Mugabe made this scathing attack on his colleagues, accusing them of failing to push — like he did — for reforms in the UN General Assembly.

He said if the reforms were not forthcoming, Africa alongside countries like Russia, China and India would pull out of the UN.

He was addressing about 2 000 Zanu PF party supporters at the Harare International Airport soon after touching down from the United States where he was attending the UN General Assembly.

He said although agreement was yet to be reached, the intention was to make the pull-out manoeuvres in earnest at the UN General Assembly next September.

“I don’t know if we are going to come up with a common decision. There are other countries who are cowards. Africa is now led by new leaders who are no longer members of the founding fathers of the Organisation of African Unity. It is now led by cowards only, without direction… It cannot only be Mr Mugabe who comes out calling for UN reforms,” Mugabe said.

MDC-T spokesperson Obert Gutu said Mugabe’s threats to pull out of the UN showed that he was now out of touch with reality.

“The UN is a body that encompasses the countries of the world. For him to say he wants to form a splinter organisation, it shows that he is not normal,” he said

“Mugabe is calling for reforms with too much passion, but he forgets that charity begins at home. He should reform his governance and avoid being a tyrant and despot. All right-thinking people would just laugh at his utterances.” 
Political analyst Alexander Rusero said Mugabe was too idealistic. 

“There is a divide between reality and a wish. It is very unfortunate on the part of the President to think that Russia and China could back their calls. The structure of the UN is reflective of the victors of the World War 2,” Rusero said.

“So Russia and China are comfortable, they cannot support an African cause. They have their own issues, for example, China does not want to see Japan as a vetoing power. The structure is likely to continue. Mugabe’s call although it makes sense, it is not possible.”
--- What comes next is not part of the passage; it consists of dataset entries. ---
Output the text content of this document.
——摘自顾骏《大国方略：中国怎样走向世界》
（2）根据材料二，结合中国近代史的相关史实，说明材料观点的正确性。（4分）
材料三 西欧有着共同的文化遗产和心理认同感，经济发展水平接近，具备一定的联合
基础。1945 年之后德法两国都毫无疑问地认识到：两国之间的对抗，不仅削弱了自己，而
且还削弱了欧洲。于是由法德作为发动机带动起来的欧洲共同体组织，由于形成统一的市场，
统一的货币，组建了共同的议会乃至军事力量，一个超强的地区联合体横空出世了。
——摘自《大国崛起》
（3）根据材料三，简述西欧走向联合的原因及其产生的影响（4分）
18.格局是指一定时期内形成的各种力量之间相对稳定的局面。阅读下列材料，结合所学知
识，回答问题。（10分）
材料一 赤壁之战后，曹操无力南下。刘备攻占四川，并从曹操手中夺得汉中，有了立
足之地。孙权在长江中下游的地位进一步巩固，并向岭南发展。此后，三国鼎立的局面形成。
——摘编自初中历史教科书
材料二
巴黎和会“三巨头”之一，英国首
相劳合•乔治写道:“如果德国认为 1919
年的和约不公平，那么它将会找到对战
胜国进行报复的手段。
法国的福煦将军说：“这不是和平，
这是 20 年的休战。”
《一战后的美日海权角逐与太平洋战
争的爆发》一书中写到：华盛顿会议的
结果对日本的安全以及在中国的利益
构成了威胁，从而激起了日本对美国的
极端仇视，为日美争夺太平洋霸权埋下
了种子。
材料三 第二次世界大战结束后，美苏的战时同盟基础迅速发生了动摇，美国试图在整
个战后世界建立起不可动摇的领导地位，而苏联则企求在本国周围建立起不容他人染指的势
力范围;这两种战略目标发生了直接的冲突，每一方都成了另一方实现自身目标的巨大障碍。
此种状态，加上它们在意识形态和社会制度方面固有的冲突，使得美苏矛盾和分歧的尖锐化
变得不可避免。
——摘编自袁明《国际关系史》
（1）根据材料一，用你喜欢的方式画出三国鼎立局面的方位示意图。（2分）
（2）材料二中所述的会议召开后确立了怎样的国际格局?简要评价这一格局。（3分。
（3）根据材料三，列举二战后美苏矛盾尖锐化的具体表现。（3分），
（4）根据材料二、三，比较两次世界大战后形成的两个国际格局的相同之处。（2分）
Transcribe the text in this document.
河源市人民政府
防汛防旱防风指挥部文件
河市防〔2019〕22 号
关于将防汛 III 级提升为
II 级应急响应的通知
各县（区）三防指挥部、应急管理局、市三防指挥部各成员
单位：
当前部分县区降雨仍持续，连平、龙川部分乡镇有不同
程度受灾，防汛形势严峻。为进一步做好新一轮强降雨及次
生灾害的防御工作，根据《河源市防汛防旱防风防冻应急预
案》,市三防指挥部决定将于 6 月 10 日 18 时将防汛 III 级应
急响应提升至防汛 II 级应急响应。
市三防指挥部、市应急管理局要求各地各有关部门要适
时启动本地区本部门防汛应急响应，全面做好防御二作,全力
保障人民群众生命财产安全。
He added: “What Mugabe is saying does not resonate well with other African leaders. This will further isolate Zimbabwe. Mugabe is a loner in the wilderness. Other countries like Botswana actually want Mugabe himself to go.”
Mugabe accused the United States, France and Britain for acting as a stumbling block to reforms in the international body. He said Africa went to this year’s UN meeting after having formed a committee to push forward the continent’s demands to have two countries with veto powers in the Security Council.

“Britain, France and the US are resisting UN reforms, so we say; the UN is strengthened by outside countries. They should not cry when we unite to form our own organisation with China, India, Russia and other countries and leave them alone,” Mugabe said.

He also said Zimbabwe told the US and Britain at the UN meeting to remove sanctions imposed on the country.

“Secondly; we talked on Africa’s representation in the UN. The whole Africa says it has not been given powers given to other countries that are the permanent members (Britain, France, US, Russia and China),” Mugabe said.

“I think you heard what I said there. We said we want UN to reform so that African also has powers that are similar to that of the five permanent members. They gave themselves power that nothing can be done without their approval.”
Mugabe said African countries met in Swaziland and decided that it also wanted two countries with veto powers in the UN Security Council.

Zimbabwe also quit the Commonwealth in 2003 protesting against the country’s continued suspension from the group over allegations of gross violations of human rights.

Mugabe also attacked #ThisFlag founder Pastor Evan Mawarire and Chimurenga music guru Thomas Mapfumo for organising demonstrations to embarrass him during the UN General Assembly. He thanked the Zanu PF linked December 12 Movement for subduing the protests.

“You have heard of December 12. They sent their leadership to talk to us. We thanked them for the job well done, Mawarire was there but we never heard of him,” Mugabe said.

“We are the only country with a person who came from here, assembled four people and claim they represent the whole Zimbabwe and want to embarrass us at the UN. It is a shame, a real shame.

“World over countries have problems, but they don’t come with their problems to the UN meeting. I heard even Thomas Mapfumo wanted to come as well, being sent by the whites. So I say down with those whites who sponsor them.”

Mugabe tactfully avoided responding to Botswana President Ian Khama’s controversial call for him to retire and leave the country in the hands of a younger leader who could pull Zimbabwe out of its current economic abyss.


Khama torched a storm last week when he told international news agency Reuters that Mugabe should pass the baton stick to someone else who could save Zimbabwe from further collapse. He said Zimbabwe had become a burden to its neighbours and the region because of Mugabe’s failures.